EMF+ implementation has some extensive logging, best if you do a dbgutil build, and then
before running LibreOffice; it will give you lots of useful hints.
You can also fallback to EMF (from EMF+) rendering via
Printing from Writer works like this:
1) individual pages print by passing an appropriate OutputDevice to XRenderable
2) in drawinglayer, a VclMetafileProcessor2D is used to record everything on
the page (because the OutputDevice has been set up to record a GDIMetaFile)
3) the pages' GDIMetaFiles are converted to PDF by the vcl::PDFWriter
Creating the ODF thumbnail for the first page works as above except step 3 is:
3) the GDIMetaFile is replayed to create the thumbnail
On-screen display differs in step 1 and 2:
1) the VCL Window gets invalidated somehow and paints itself
2) in drawinglayer, a
VclPixelProcessor2D is used to display the content
Debugging the PDF export becomes much easier when compression is disabled (so the PDF file is directly readable) and the MARK function puts comments into the PDF file about which method generated the following PDF content.
The compression can be disabled even using an env. var:
To de-compress the contents of a PDF file written by a release build or other programs, use the “pdfunzip” tool:
bin/run pdfunzip input.pdf output.pdf
The solar mutex is the “big kernel lock” of LibreOffice, a global one. It’s a recursive mutex, so it’s allowed to take the lock on the same thread multiple times, and only the last unlock will actually release the mutex.
UNO methods on components can be called from multiple threads, while the majority of the codebase is not prepared for multi-threading. One way to get around this mismatch is to create a SolarMutexGuard instance at the start of each & every UNO method implementation, but only when it is necessary:
Only acquire the SolarMutex if you actually need it (e.g., not in functions that return static information).

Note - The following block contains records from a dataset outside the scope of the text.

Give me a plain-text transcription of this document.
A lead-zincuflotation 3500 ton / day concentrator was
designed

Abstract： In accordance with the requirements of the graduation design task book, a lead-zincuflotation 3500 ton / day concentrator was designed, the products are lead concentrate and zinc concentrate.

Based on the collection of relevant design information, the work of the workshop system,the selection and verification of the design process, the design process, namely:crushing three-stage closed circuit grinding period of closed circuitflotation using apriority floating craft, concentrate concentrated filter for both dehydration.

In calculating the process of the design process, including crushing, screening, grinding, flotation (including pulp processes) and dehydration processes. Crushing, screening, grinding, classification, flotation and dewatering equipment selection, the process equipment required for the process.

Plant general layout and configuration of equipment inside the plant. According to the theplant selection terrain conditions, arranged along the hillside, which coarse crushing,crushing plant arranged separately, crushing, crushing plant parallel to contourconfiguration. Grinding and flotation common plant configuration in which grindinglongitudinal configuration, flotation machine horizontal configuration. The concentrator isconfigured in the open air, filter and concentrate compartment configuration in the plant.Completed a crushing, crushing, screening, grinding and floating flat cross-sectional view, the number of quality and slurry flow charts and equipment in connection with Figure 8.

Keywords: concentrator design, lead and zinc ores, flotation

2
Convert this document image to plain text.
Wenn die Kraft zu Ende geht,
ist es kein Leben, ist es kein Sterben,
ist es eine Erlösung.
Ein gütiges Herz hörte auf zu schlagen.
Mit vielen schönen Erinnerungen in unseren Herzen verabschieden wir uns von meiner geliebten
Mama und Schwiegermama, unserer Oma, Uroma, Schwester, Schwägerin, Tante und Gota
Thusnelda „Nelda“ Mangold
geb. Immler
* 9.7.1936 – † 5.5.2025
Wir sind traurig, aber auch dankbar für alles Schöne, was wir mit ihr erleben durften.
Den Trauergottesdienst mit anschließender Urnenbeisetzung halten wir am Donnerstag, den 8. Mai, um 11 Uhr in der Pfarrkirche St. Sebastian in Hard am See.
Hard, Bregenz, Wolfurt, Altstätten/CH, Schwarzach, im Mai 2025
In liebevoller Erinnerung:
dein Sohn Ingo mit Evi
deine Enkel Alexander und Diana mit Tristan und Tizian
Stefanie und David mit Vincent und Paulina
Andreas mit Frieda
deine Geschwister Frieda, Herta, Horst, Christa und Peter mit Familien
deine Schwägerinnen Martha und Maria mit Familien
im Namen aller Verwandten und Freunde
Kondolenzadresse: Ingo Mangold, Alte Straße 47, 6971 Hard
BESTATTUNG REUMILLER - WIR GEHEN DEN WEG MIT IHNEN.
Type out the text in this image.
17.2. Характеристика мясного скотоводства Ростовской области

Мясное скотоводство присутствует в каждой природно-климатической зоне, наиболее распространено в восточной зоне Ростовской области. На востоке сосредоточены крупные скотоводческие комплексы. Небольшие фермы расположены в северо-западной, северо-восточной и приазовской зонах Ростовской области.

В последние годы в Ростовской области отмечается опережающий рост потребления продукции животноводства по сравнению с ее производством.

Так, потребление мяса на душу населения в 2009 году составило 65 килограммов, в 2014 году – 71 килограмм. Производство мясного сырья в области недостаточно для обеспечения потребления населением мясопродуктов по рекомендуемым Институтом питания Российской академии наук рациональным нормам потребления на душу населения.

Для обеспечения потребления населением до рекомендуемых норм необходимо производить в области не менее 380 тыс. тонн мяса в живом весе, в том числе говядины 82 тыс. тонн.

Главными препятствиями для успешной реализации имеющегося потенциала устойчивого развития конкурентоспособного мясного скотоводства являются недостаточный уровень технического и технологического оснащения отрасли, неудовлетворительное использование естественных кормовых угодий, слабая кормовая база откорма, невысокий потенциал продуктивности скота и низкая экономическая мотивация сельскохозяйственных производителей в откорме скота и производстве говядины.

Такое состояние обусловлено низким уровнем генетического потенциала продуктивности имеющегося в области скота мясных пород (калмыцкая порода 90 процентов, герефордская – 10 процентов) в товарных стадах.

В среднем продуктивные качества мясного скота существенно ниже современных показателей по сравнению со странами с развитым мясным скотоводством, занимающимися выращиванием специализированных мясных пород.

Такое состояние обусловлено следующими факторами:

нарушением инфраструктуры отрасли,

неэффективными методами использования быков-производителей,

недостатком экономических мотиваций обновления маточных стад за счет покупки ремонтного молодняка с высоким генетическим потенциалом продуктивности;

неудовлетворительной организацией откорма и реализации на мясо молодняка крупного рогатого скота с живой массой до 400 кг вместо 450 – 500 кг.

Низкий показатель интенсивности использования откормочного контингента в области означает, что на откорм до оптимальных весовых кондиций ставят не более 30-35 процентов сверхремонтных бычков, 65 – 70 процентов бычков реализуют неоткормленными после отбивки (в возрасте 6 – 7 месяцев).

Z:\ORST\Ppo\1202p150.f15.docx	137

Only around the code that actually needs it (i.e., never call out with it locked).
This way you ensure that code (not prepared for multithreading) is still executed only on a single thread.
In case you expect that your caller takes the solar mutex, then you can use
DBG_TESTSOLARMUTEX() macro to assert that in dbgutil builds.
Event listeners are a special (but frequent) case of the “never call out with
a mutex (
SolarMutex or other) locked” fundamental rule:
UNO methods can be called from multiple threads, so most implementations take the solar mutex as their first action when necessary.
This can be problematic if later calling out (an event handler is called), where the called function may be an UNO method implementation as well and may be invoked on a different thread.
So we try to not own the solar mutex, whenever we call out (invoke event listeners).
In short, never hold any mutex unless necessary, especially not when calling out.